Priceville is a village in the southwest corner of the Municipality of Grey Highlands, Grey County, Ontario, Canada. It is on the Saugeen River on Grey Road 4, east of Durham and southwest of Flesherton.

==History==
The first inhabitants were African Americans, who established a small settlement along Old Durham Road (now Durham Road B) east of the village. Here they built a log school, a log church and established a cemetery. Many of these Black inhabitants later moved to Collingwood, Oro, or Owen Sound. All that remains to commemorate this community is a cairn and refurbished grave site at the intersection of County Road 14 and Durham Road B some three kilometers east of Priceville. The discovery and refurbishment of this cemetery is documented in the 2000 National Film Board of Canada film, Speakers for the Dead, co-directed by Jennifer Holness and David Sutherland (now Sudz Sutherland).
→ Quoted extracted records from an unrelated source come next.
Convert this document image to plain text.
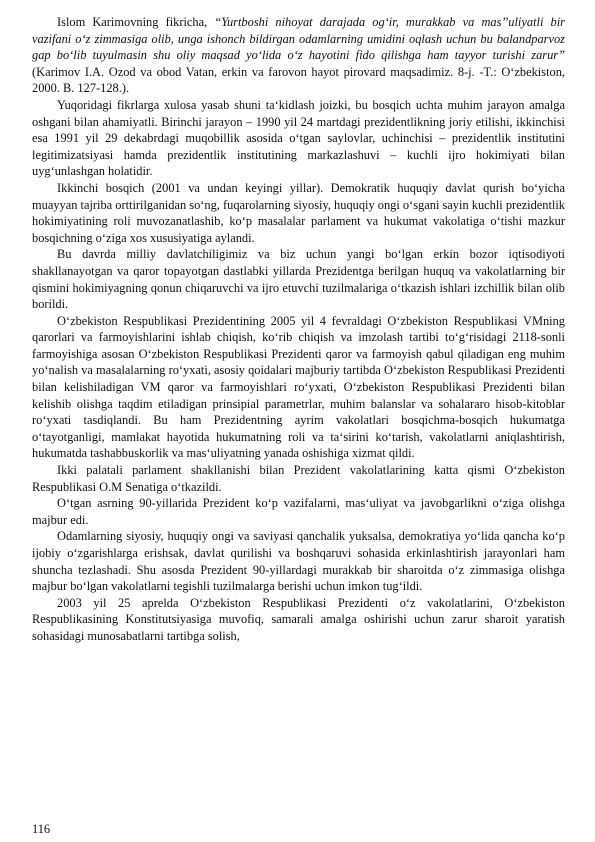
Islom Karimovning fikricha, “Yurtboshi nihoyat darajada og‘ir, murakkab va mas’’uliyatli bir vazifani o‘z zimmasiga olib, unga ishonch bildirgan odamlarning umidini oqlash uchun bu balandparvoz gap bo‘lib tuyulmasin shu oliy maqsad yo‘lida o‘z hayotini fido qilishga ham tayyor turishi zarur” (Karimov I.A. Ozod va obod Vatan, erkin va farovon hayot pirovard maqsadimiz. 8-j. -T.: O‘zbekiston, 2000. B. 127-128.).

Yuqoridagi fikrlarga xulosa yasab shuni ta‘kidlash joizki, bu bosqich uchta muhim jarayon amalga oshgani bilan ahamiyatli. Birinchi jarayon – 1990 yil 24 martdagi prezidentlikning joriy etilishi, ikkinchisi esa 1991 yil 29 dekabrdagi muqobillik asosida o‘tgan saylovlar, uchinchisi – prezidentlik institutini legitimizatsiyasi hamda prezidentlik institutining markazlashuvi – kuchli ijro hokimiyati bilan uyg‘unlashgan holatidir.

Ikkinchi bosqich (2001 va undan keyingi yillar). Demokratik huquqiy davlat qurish bo‘yicha muayyan tajriba orttirilganidan so‘ng, fuqarolarning siyosiy, huquqiy ongi o‘sgani sayin kuchli prezidentlik hokimiyatining roli muvozanatlashib, ko‘p masalalar parlament va hukumat vakolatiga o‘tishi mazkur bosqichning o‘ziga xos xususiyatiga aylandi.

Bu davrda milliy davlatchiligimiz va biz uchun yangi bo‘lgan erkin bozor iqtisodiyoti shakllanayotgan va qaror topayotgan dastlabki yillarda Prezidentga berilgan huquq va vakolatlarning bir qismini hokimiyagning qonun chiqaruvchi va ijro etuvchi tuzilmalariga o‘tkazish ishlari izchillik bilan olib borildi.

O‘zbekiston Respublikasi Prezidentining 2005 yil 4 fevraldagi O‘zbekiston Respublikasi VMning qarorlari va farmoyishlarini ishlab chiqish, ko‘rib chiqish va imzolash tartibi to‘g‘risidagi 2118-sonli farmoyishiga asosan O‘zbekiston Respublikasi Prezidenti qaror va farmoyish qabul qiladigan eng muhim yo‘nalish va masalalarning ro‘yxati, asosiy qoidalari majburiy tartibda O‘zbekiston Respublikasi Prezidenti bilan kelishiladigan VM qaror va farmoyishlari ro‘yxati, O‘zbekiston Respublikasi Prezidenti bilan kelishib olishga taqdim etiladigan prinsipial parametrlar, muhim balanslar va sohalararo hisob-kitoblar ro‘yxati tasdiqlandi. Bu ham Prezidentning ayrim vakolatlari bosqichma-bosqich hukumatga o‘tayotganligi, mamlakat hayotida hukumatning roli va ta‘sirini ko‘tarish, vakolatlarni aniqlashtirish, hukumatda tashabbuskorlik va mas‘uliyatning yanada oshishiga xizmat qildi.

Ikki palatali parlament shakllanishi bilan Prezident vakolatlarining katta qismi O‘zbekiston Respublikasi O.M Senatiga o‘tkazildi.

O‘tgan asrning 90-yillarida Prezident ko‘p vazifalarni, mas‘uliyat va javobgarlikni o‘ziga olishga majbur edi.

Odamlarning siyosiy, huquqiy ongi va saviyasi qanchalik yuksalsa, demokratiya yo‘lida qancha ko‘p ijobiy o‘zgarishlarga erishsak, davlat qurilishi va boshqaruvi sohasida erkinlashtirish jarayonlari ham shuncha tezlashadi. Shu asosda Prezident 90-yillardagi murakkab bir sharoitda o‘z zimmasiga olishga majbur bo‘lgan vakolatlarni tegishli tuzilmalarga berishi uchun imkon tug‘ildi.

2003 yil 25 aprelda O‘zbekiston Respublikasi Prezidenti o‘z vakolatlarini, O‘zbekiston Respublikasining Konstitutsiyasiga muvofiq, samarali amalga oshirishi uchun zarur sharoit yaratish sohasidagi munosabatlarni tartibga solish,

116
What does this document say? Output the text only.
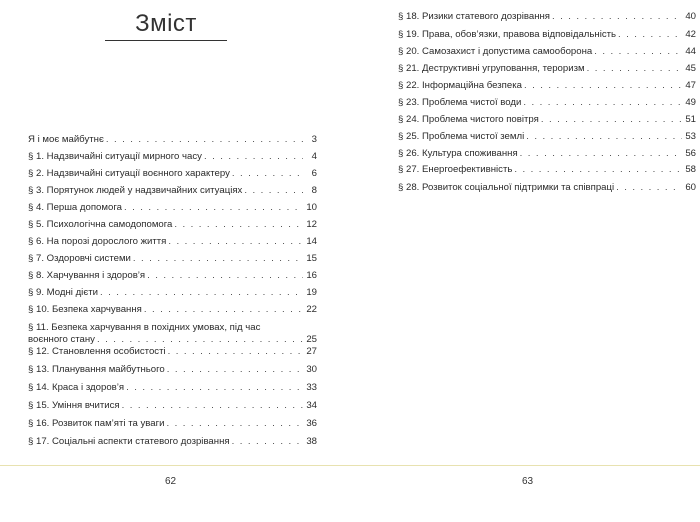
Зміст
Я і моє майбутнє . . .	3
§ 1. Надзвичайні ситуації мирного часу . . .	4
§ 2. Надзвичайні ситуації воєнного характеру . . .	6
§ 3. Порятунок людей у надзвичайних ситуаціях . . .	8
§ 4. Перша допомога . . .	10
§ 5. Психологічна самодопомога . . .	12
§ 6. На порозі дорослого життя . . .	14
§ 7. Оздоровчі системи . . .	15
§ 8. Харчування і здоров’я . . .	16
§ 9. Модні дієти . . .	19
§ 10. Безпека харчування . . .	22
§ 11. Безпека харчування в похідних умовах, під час
воєнного стану . . .	25
§ 12. Становлення особистості . . .	27
§ 13. Планування майбутнього . . .	30
§ 14. Краса і здоров’я . . .	33
§ 15. Уміння вчитися . . .	34
§ 16. Розвиток пам’яті та уваги . . .	36
§ 17. Соціальні аспекти статевого дозрівання . . .	38
62
§ 18. Ризики статевого дозрівання . . .	40
§ 19. Права, обов’язки, правова відповідальність . . .	42
§ 20. Самозахист і допустима самооборона . . .	44
§ 21. Деструктивні угруповання, тероризм . . .	45
§ 22. Інформаційна безпека . . .	47
§ 23. Проблема чистої води . . .	49
§ 24. Проблема чистого повітря . . .	51
§ 25. Проблема чистої землі . . .	53
§ 26. Культура споживання . . .	56
§ 27. Енергоефективність . . .	58
§ 28. Розвиток соціальної підтримки та співпраці . . .	60
63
The 1908 CPR Priceville Station was located on the CPR Walkerton Sub-division and formerly Walkerton Lucknow Railway. The station was relocated off the abandoned line and is now located on 405019 Grey County Road 4 as a private residence.

Gaelic-speaking Scottish people arrived around 1850. Almost all the early headstones in the pioneer cemetery commemorate people of Scottish origin. Some of these settlers intermarried with the black community.

Amenities in Priceville include a post office; a riverside park with a picnic area, swimming and fishing opportunities, and a canoe and kayak launch; a toboggan hill; a sports park; an outdoor skating rink; and a children's playground. Events that attract many visitors include a biennial Santa Claus parade, an annual antique car and tractor show, and a July 1 Canada Day celebration with a concert and fireworks.